A stranger from America turned up there; at least, that’s what he said he was, and no one for long enough knew anything different. But it was really Patsy Ratigan, no less, that had left Ardenoo years upon years before, and in too great a hurry to leave any message to say why or where he was going. Now he was back, and feeling none too sure what kind of welcome would be waiting for him. So he thought, when he got there, the day after he landed from America, that he’d keep himself quiet, till he saw how the thing would go on.

The place looked to Patsy wider and more silent than ever; the people fewer, and any he met, either they didn’t know him, or he couldn’t put a name upon them. That was just what he wanted, really; and still, he thought it very strange that everything was so changed from his recollection of it! He forgot that the world and all it contains must always be moving. If you come back to a place you left, even a very short time before, you’ll always find something not the same as it was. If it’s only a kettle that you leave swinging over the fire, while you run out for a few sprigs to hurry it to boil, it won’t be the same when you come in again. The water will be hotter or colder; the fire will be stronger or maybe gone black out.
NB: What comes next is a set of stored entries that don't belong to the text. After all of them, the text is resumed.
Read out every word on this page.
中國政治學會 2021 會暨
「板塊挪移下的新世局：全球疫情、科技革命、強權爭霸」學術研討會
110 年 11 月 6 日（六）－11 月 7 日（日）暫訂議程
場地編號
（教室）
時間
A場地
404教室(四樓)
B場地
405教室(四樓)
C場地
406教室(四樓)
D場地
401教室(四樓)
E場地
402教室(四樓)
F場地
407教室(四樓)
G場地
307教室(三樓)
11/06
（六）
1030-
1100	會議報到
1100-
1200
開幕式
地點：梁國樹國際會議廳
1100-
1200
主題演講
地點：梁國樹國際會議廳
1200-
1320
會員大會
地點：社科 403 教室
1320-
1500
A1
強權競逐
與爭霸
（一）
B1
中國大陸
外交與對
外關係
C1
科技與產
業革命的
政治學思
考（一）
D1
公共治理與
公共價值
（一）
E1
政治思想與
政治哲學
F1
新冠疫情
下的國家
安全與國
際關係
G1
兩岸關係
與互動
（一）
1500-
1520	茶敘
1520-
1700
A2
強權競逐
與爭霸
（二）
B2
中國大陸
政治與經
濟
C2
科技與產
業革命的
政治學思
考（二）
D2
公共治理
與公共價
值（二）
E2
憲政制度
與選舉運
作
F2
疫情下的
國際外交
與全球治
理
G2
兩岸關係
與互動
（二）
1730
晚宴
Patsy should have bethought himself of the length of time he had been away, and then he wouldn’t have been so put out, to find things different. And, indeed, whatever change he saw in Ardenoo, there was more upon himself! Hard-set any of the neighbours would have been, even the comrade-boys that knew him best in the old wild days, to make out the thin rake of a fellow, ragged and light, that he used to be, in this big, stout, heavy-looking man. And he dressed, moreover, in black glossy clothes and a slouch hat; and with a gold watch-chain and ring upon him.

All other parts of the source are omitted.